Asli Çavusoglu
Mesopotamia Women’s Cooperative
In the exhibition Pink as a Cabbage / Green as an Onion / Blue as an Orange, Çavu?o?lu pursues her work on color to delve into an investigation into alternative agricultural systems and natural dyes made with fruits, vegetables, and plants cultivated by the farming initiatives she has been in touch with. Yet, rather than formulating the history of a particular color, the artist thinks through color, bringing together the various stories and models numerous farming initiatives in Turkey.
The fabrics – each corresponding to a unique initiative – evoke the question: How have the social uprisings in Turkey during the last decade shaped the way we reimagine sites of everyday resistance? Can planting seeds constitute a political act? Following the Gezi uprisings in 2013, the artist noted the formation of numerous urban guerilla gardens reclaiming neglected land and the establishment of ecological farming initiatives in rural Turkey advocating for sustainable and community-supported agriculture.
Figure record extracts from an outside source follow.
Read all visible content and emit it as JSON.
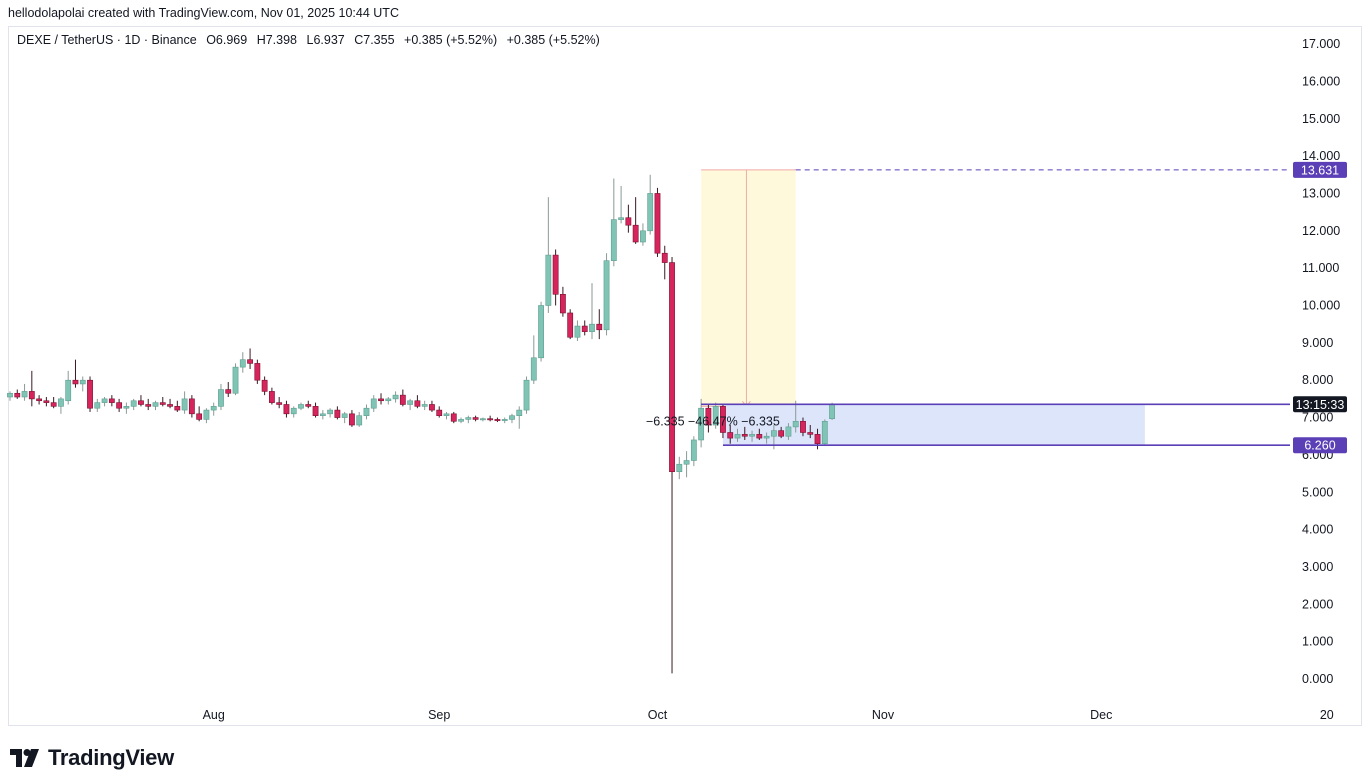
{
  "header": {
    "created_line": "hellodolapolai created with TradingView.com, Nov 01, 2025 10:44 UTC"
  },
  "legend": {
    "symbol": "DEXE / TetherUS · 1D · Binance",
    "open": "O6.969",
    "high": "H7.398",
    "low": "L6.937",
    "close": "C7.355",
    "change1": "+0.385 (+5.52%)",
    "change2": "+0.385 (+5.52%)"
  },
  "brand": {
    "name": "TradingView"
  },
  "colors": {
    "up": "#7fc4b4",
    "down": "#d6245c",
    "accent": "#5b3fb6",
    "zone_fill": "#dde5fb",
    "highlight_fill": "#fff9dc",
    "measure_line": "#f0a8a8"
  },
  "chart_data": {
    "type": "candlestick",
    "ylim": [
      -0.5,
      17.4
    ],
    "y_ticks": [
      "0.000",
      "1.000",
      "2.000",
      "3.000",
      "4.000",
      "5.000",
      "6.000",
      "7.000",
      "8.000",
      "9.000",
      "10.000",
      "11.000",
      "12.000",
      "13.000",
      "14.000",
      "15.000",
      "16.000",
      "17.000"
    ],
    "x_labels": [
      {
        "label": "Aug",
        "date": "2025-08-01"
      },
      {
        "label": "Sep",
        "date": "2025-09-01"
      },
      {
        "label": "Oct",
        "date": "2025-10-01"
      },
      {
        "label": "Nov",
        "date": "2025-11-01"
      },
      {
        "label": "Dec",
        "date": "2025-12-01"
      },
      {
        "label": "20",
        "date": "2026-01-01"
      }
    ],
    "price_labels": [
      {
        "text": "13.631",
        "value": 13.631,
        "style": "accent"
      },
      {
        "text": "13:15:33",
        "value": 7.355,
        "style": "dark"
      },
      {
        "text": "6.260",
        "value": 6.26,
        "style": "accent"
      }
    ],
    "measure_text": "−6.335 −46.47% −6.335",
    "dashed_level": 13.631,
    "zone": {
      "top": 7.355,
      "bottom": 6.26,
      "x_start": "2025-10-10",
      "x_end": "2025-12-07"
    },
    "highlight": {
      "top": 13.631,
      "bottom": 7.3,
      "x_start": "2025-10-07",
      "x_end": "2025-10-20"
    },
    "candles": [
      {
        "date": "2025-07-04",
        "o": 7.55,
        "h": 7.7,
        "l": 7.45,
        "c": 7.65
      },
      {
        "date": "2025-07-05",
        "o": 7.65,
        "h": 7.75,
        "l": 7.5,
        "c": 7.55
      },
      {
        "date": "2025-07-06",
        "o": 7.55,
        "h": 7.9,
        "l": 7.45,
        "c": 7.7
      },
      {
        "date": "2025-07-07",
        "o": 7.7,
        "h": 8.25,
        "l": 7.3,
        "c": 7.5
      },
      {
        "date": "2025-07-08",
        "o": 7.5,
        "h": 7.6,
        "l": 7.35,
        "c": 7.45
      },
      {
        "date": "2025-07-09",
        "o": 7.45,
        "h": 7.55,
        "l": 7.3,
        "c": 7.4
      },
      {
        "date": "2025-07-10",
        "o": 7.4,
        "h": 7.55,
        "l": 7.25,
        "c": 7.3
      },
      {
        "date": "2025-07-11",
        "o": 7.3,
        "h": 7.55,
        "l": 7.1,
        "c": 7.5
      },
      {
        "date": "2025-07-12",
        "o": 7.45,
        "h": 8.25,
        "l": 7.35,
        "c": 8.0
      },
      {
        "date": "2025-07-13",
        "o": 8.0,
        "h": 8.55,
        "l": 7.8,
        "c": 7.9
      },
      {
        "date": "2025-07-14",
        "o": 7.9,
        "h": 8.1,
        "l": 7.7,
        "c": 8.0
      },
      {
        "date": "2025-07-15",
        "o": 8.0,
        "h": 8.1,
        "l": 7.15,
        "c": 7.25
      },
      {
        "date": "2025-07-16",
        "o": 7.25,
        "h": 7.5,
        "l": 7.15,
        "c": 7.4
      },
      {
        "date": "2025-07-17",
        "o": 7.4,
        "h": 7.55,
        "l": 7.3,
        "c": 7.5
      },
      {
        "date": "2025-07-18",
        "o": 7.5,
        "h": 7.6,
        "l": 7.3,
        "c": 7.4
      },
      {
        "date": "2025-07-19",
        "o": 7.4,
        "h": 7.5,
        "l": 7.15,
        "c": 7.25
      },
      {
        "date": "2025-07-20",
        "o": 7.25,
        "h": 7.4,
        "l": 7.1,
        "c": 7.3
      },
      {
        "date": "2025-07-21",
        "o": 7.3,
        "h": 7.5,
        "l": 7.2,
        "c": 7.45
      },
      {
        "date": "2025-07-22",
        "o": 7.45,
        "h": 7.6,
        "l": 7.3,
        "c": 7.35
      },
      {
        "date": "2025-07-23",
        "o": 7.35,
        "h": 7.5,
        "l": 7.2,
        "c": 7.3
      },
      {
        "date": "2025-07-24",
        "o": 7.3,
        "h": 7.45,
        "l": 7.2,
        "c": 7.4
      },
      {
        "date": "2025-07-25",
        "o": 7.4,
        "h": 7.55,
        "l": 7.3,
        "c": 7.35
      },
      {
        "date": "2025-07-26",
        "o": 7.35,
        "h": 7.5,
        "l": 7.25,
        "c": 7.3
      },
      {
        "date": "2025-07-27",
        "o": 7.3,
        "h": 7.45,
        "l": 7.15,
        "c": 7.2
      },
      {
        "date": "2025-07-28",
        "o": 7.2,
        "h": 7.7,
        "l": 7.1,
        "c": 7.5
      },
      {
        "date": "2025-07-29",
        "o": 7.5,
        "h": 7.6,
        "l": 7.0,
        "c": 7.1
      },
      {
        "date": "2025-07-30",
        "o": 7.1,
        "h": 7.3,
        "l": 6.9,
        "c": 6.95
      },
      {
        "date": "2025-07-31",
        "o": 6.95,
        "h": 7.25,
        "l": 6.85,
        "c": 7.2
      },
      {
        "date": "2025-08-01",
        "o": 7.2,
        "h": 7.4,
        "l": 7.05,
        "c": 7.3
      },
      {
        "date": "2025-08-02",
        "o": 7.3,
        "h": 7.9,
        "l": 7.2,
        "c": 7.75
      },
      {
        "date": "2025-08-03",
        "o": 7.75,
        "h": 7.95,
        "l": 7.55,
        "c": 7.65
      },
      {
        "date": "2025-08-04",
        "o": 7.65,
        "h": 8.45,
        "l": 7.6,
        "c": 8.35
      },
      {
        "date": "2025-08-05",
        "o": 8.35,
        "h": 8.75,
        "l": 8.2,
        "c": 8.55
      },
      {
        "date": "2025-08-06",
        "o": 8.55,
        "h": 8.85,
        "l": 8.3,
        "c": 8.45
      },
      {
        "date": "2025-08-07",
        "o": 8.45,
        "h": 8.55,
        "l": 7.9,
        "c": 8.0
      },
      {
        "date": "2025-08-08",
        "o": 8.0,
        "h": 8.1,
        "l": 7.6,
        "c": 7.7
      },
      {
        "date": "2025-08-09",
        "o": 7.7,
        "h": 7.8,
        "l": 7.35,
        "c": 7.4
      },
      {
        "date": "2025-08-10",
        "o": 7.4,
        "h": 7.55,
        "l": 7.25,
        "c": 7.35
      },
      {
        "date": "2025-08-11",
        "o": 7.35,
        "h": 7.45,
        "l": 7.0,
        "c": 7.1
      },
      {
        "date": "2025-08-12",
        "o": 7.1,
        "h": 7.3,
        "l": 7.0,
        "c": 7.25
      },
      {
        "date": "2025-08-13",
        "o": 7.25,
        "h": 7.4,
        "l": 7.2,
        "c": 7.35
      },
      {
        "date": "2025-08-14",
        "o": 7.35,
        "h": 7.45,
        "l": 7.25,
        "c": 7.3
      },
      {
        "date": "2025-08-15",
        "o": 7.3,
        "h": 7.4,
        "l": 7.0,
        "c": 7.05
      },
      {
        "date": "2025-08-16",
        "o": 7.05,
        "h": 7.2,
        "l": 6.95,
        "c": 7.1
      },
      {
        "date": "2025-08-17",
        "o": 7.1,
        "h": 7.25,
        "l": 7.0,
        "c": 7.2
      },
      {
        "date": "2025-08-18",
        "o": 7.2,
        "h": 7.3,
        "l": 6.95,
        "c": 7.0
      },
      {
        "date": "2025-08-19",
        "o": 7.0,
        "h": 7.15,
        "l": 6.85,
        "c": 7.1
      },
      {
        "date": "2025-08-20",
        "o": 7.1,
        "h": 7.2,
        "l": 6.75,
        "c": 6.8
      },
      {
        "date": "2025-08-21",
        "o": 6.8,
        "h": 7.15,
        "l": 6.75,
        "c": 7.05
      },
      {
        "date": "2025-08-22",
        "o": 7.05,
        "h": 7.35,
        "l": 6.95,
        "c": 7.25
      },
      {
        "date": "2025-08-23",
        "o": 7.25,
        "h": 7.6,
        "l": 7.15,
        "c": 7.5
      },
      {
        "date": "2025-08-24",
        "o": 7.5,
        "h": 7.65,
        "l": 7.35,
        "c": 7.45
      },
      {
        "date": "2025-08-25",
        "o": 7.45,
        "h": 7.55,
        "l": 7.35,
        "c": 7.5
      },
      {
        "date": "2025-08-26",
        "o": 7.5,
        "h": 7.7,
        "l": 7.4,
        "c": 7.6
      },
      {
        "date": "2025-08-27",
        "o": 7.6,
        "h": 7.75,
        "l": 7.3,
        "c": 7.35
      },
      {
        "date": "2025-08-28",
        "o": 7.35,
        "h": 7.5,
        "l": 7.2,
        "c": 7.45
      },
      {
        "date": "2025-08-29",
        "o": 7.45,
        "h": 7.6,
        "l": 7.25,
        "c": 7.3
      },
      {
        "date": "2025-08-30",
        "o": 7.3,
        "h": 7.45,
        "l": 7.2,
        "c": 7.35
      },
      {
        "date": "2025-08-31",
        "o": 7.35,
        "h": 7.45,
        "l": 7.15,
        "c": 7.2
      },
      {
        "date": "2025-09-01",
        "o": 7.2,
        "h": 7.3,
        "l": 7.0,
        "c": 7.05
      },
      {
        "date": "2025-09-02",
        "o": 7.05,
        "h": 7.15,
        "l": 6.95,
        "c": 7.1
      },
      {
        "date": "2025-09-03",
        "o": 7.1,
        "h": 7.15,
        "l": 6.85,
        "c": 6.9
      },
      {
        "date": "2025-09-04",
        "o": 6.9,
        "h": 7.0,
        "l": 6.85,
        "c": 6.95
      },
      {
        "date": "2025-09-05",
        "o": 6.95,
        "h": 7.05,
        "l": 6.85,
        "c": 7.0
      },
      {
        "date": "2025-09-06",
        "o": 7.0,
        "h": 7.05,
        "l": 6.9,
        "c": 6.95
      },
      {
        "date": "2025-09-07",
        "o": 6.95,
        "h": 7.0,
        "l": 6.9,
        "c": 6.97
      },
      {
        "date": "2025-09-08",
        "o": 6.97,
        "h": 7.05,
        "l": 6.9,
        "c": 6.95
      },
      {
        "date": "2025-09-09",
        "o": 6.95,
        "h": 7.0,
        "l": 6.88,
        "c": 6.93
      },
      {
        "date": "2025-09-10",
        "o": 6.93,
        "h": 7.0,
        "l": 6.85,
        "c": 6.95
      },
      {
        "date": "2025-09-11",
        "o": 6.95,
        "h": 7.1,
        "l": 6.85,
        "c": 7.05
      },
      {
        "date": "2025-09-12",
        "o": 7.05,
        "h": 7.3,
        "l": 6.7,
        "c": 7.2
      },
      {
        "date": "2025-09-13",
        "o": 7.2,
        "h": 8.1,
        "l": 7.1,
        "c": 8.0
      },
      {
        "date": "2025-09-14",
        "o": 8.0,
        "h": 9.2,
        "l": 7.9,
        "c": 8.6
      },
      {
        "date": "2025-09-15",
        "o": 8.6,
        "h": 10.1,
        "l": 8.5,
        "c": 10.0
      },
      {
        "date": "2025-09-16",
        "o": 10.0,
        "h": 12.9,
        "l": 9.8,
        "c": 11.35
      },
      {
        "date": "2025-09-17",
        "o": 11.35,
        "h": 11.5,
        "l": 10.0,
        "c": 10.3
      },
      {
        "date": "2025-09-18",
        "o": 10.3,
        "h": 10.5,
        "l": 9.7,
        "c": 9.8
      },
      {
        "date": "2025-09-19",
        "o": 9.8,
        "h": 9.9,
        "l": 9.1,
        "c": 9.15
      },
      {
        "date": "2025-09-20",
        "o": 9.15,
        "h": 9.6,
        "l": 9.05,
        "c": 9.45
      },
      {
        "date": "2025-09-21",
        "o": 9.45,
        "h": 9.6,
        "l": 9.2,
        "c": 9.3
      },
      {
        "date": "2025-09-22",
        "o": 9.3,
        "h": 10.6,
        "l": 9.1,
        "c": 9.5
      },
      {
        "date": "2025-09-23",
        "o": 9.5,
        "h": 9.9,
        "l": 9.1,
        "c": 9.35
      },
      {
        "date": "2025-09-24",
        "o": 9.35,
        "h": 11.4,
        "l": 9.2,
        "c": 11.2
      },
      {
        "date": "2025-09-25",
        "o": 11.2,
        "h": 13.4,
        "l": 11.05,
        "c": 12.3
      },
      {
        "date": "2025-09-26",
        "o": 12.3,
        "h": 13.2,
        "l": 12.2,
        "c": 12.35
      },
      {
        "date": "2025-09-27",
        "o": 12.35,
        "h": 12.7,
        "l": 11.95,
        "c": 12.15
      },
      {
        "date": "2025-09-28",
        "o": 12.15,
        "h": 12.9,
        "l": 11.65,
        "c": 11.7
      },
      {
        "date": "2025-09-29",
        "o": 11.7,
        "h": 12.2,
        "l": 11.6,
        "c": 12.0
      },
      {
        "date": "2025-09-30",
        "o": 12.0,
        "h": 13.5,
        "l": 11.9,
        "c": 13.0
      },
      {
        "date": "2025-10-01",
        "o": 13.0,
        "h": 13.15,
        "l": 11.3,
        "c": 11.4
      },
      {
        "date": "2025-10-02",
        "o": 11.4,
        "h": 11.6,
        "l": 10.7,
        "c": 11.15
      },
      {
        "date": "2025-10-03",
        "o": 11.15,
        "h": 11.3,
        "l": 0.15,
        "c": 5.55
      },
      {
        "date": "2025-10-04",
        "o": 5.55,
        "h": 5.95,
        "l": 5.35,
        "c": 5.75
      },
      {
        "date": "2025-10-05",
        "o": 5.75,
        "h": 6.1,
        "l": 5.4,
        "c": 5.85
      },
      {
        "date": "2025-10-06",
        "o": 5.85,
        "h": 6.5,
        "l": 5.7,
        "c": 6.4
      },
      {
        "date": "2025-10-07",
        "o": 6.4,
        "h": 7.5,
        "l": 6.2,
        "c": 7.25
      },
      {
        "date": "2025-10-08",
        "o": 7.25,
        "h": 7.35,
        "l": 6.6,
        "c": 6.8
      },
      {
        "date": "2025-10-09",
        "o": 6.8,
        "h": 7.4,
        "l": 6.7,
        "c": 7.3
      },
      {
        "date": "2025-10-10",
        "o": 7.3,
        "h": 7.35,
        "l": 6.45,
        "c": 6.6
      },
      {
        "date": "2025-10-11",
        "o": 6.6,
        "h": 6.8,
        "l": 6.3,
        "c": 6.45
      },
      {
        "date": "2025-10-12",
        "o": 6.45,
        "h": 6.7,
        "l": 6.35,
        "c": 6.55
      },
      {
        "date": "2025-10-13",
        "o": 6.55,
        "h": 6.75,
        "l": 6.4,
        "c": 6.5
      },
      {
        "date": "2025-10-14",
        "o": 6.5,
        "h": 6.65,
        "l": 6.35,
        "c": 6.55
      },
      {
        "date": "2025-10-15",
        "o": 6.55,
        "h": 6.7,
        "l": 6.4,
        "c": 6.45
      },
      {
        "date": "2025-10-16",
        "o": 6.45,
        "h": 6.6,
        "l": 6.3,
        "c": 6.5
      },
      {
        "date": "2025-10-17",
        "o": 6.5,
        "h": 6.8,
        "l": 6.15,
        "c": 6.65
      },
      {
        "date": "2025-10-18",
        "o": 6.65,
        "h": 6.75,
        "l": 6.45,
        "c": 6.5
      },
      {
        "date": "2025-10-19",
        "o": 6.5,
        "h": 6.85,
        "l": 6.4,
        "c": 6.75
      },
      {
        "date": "2025-10-20",
        "o": 6.75,
        "h": 7.45,
        "l": 6.6,
        "c": 6.9
      },
      {
        "date": "2025-10-21",
        "o": 6.9,
        "h": 7.0,
        "l": 6.5,
        "c": 6.6
      },
      {
        "date": "2025-10-22",
        "o": 6.6,
        "h": 6.8,
        "l": 6.45,
        "c": 6.55
      },
      {
        "date": "2025-10-23",
        "o": 6.55,
        "h": 6.7,
        "l": 6.15,
        "c": 6.3
      },
      {
        "date": "2025-10-24",
        "o": 6.3,
        "h": 6.95,
        "l": 6.25,
        "c": 6.9
      },
      {
        "date": "2025-10-25",
        "o": 6.969,
        "h": 7.398,
        "l": 6.937,
        "c": 7.355
      }
    ]
  }
}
Interested in the different models of resistance these initiatives proposed, her work takes the form of an installation of numerous fabrics whose different sizes, textures, patterns and rhythmic surfaces introduce a mapping exercise about their stories.
Mesopotamia Women’s Cooperative, 2020
For the textile associated with the initiative of Mesopotamia, the artist combines screen printed motifs of peppers — their specialty, alongside the shape of a uterus to represent the feminist model the collective adheres to (of women-only membership), which is unusual in the conservative environment of Urfa.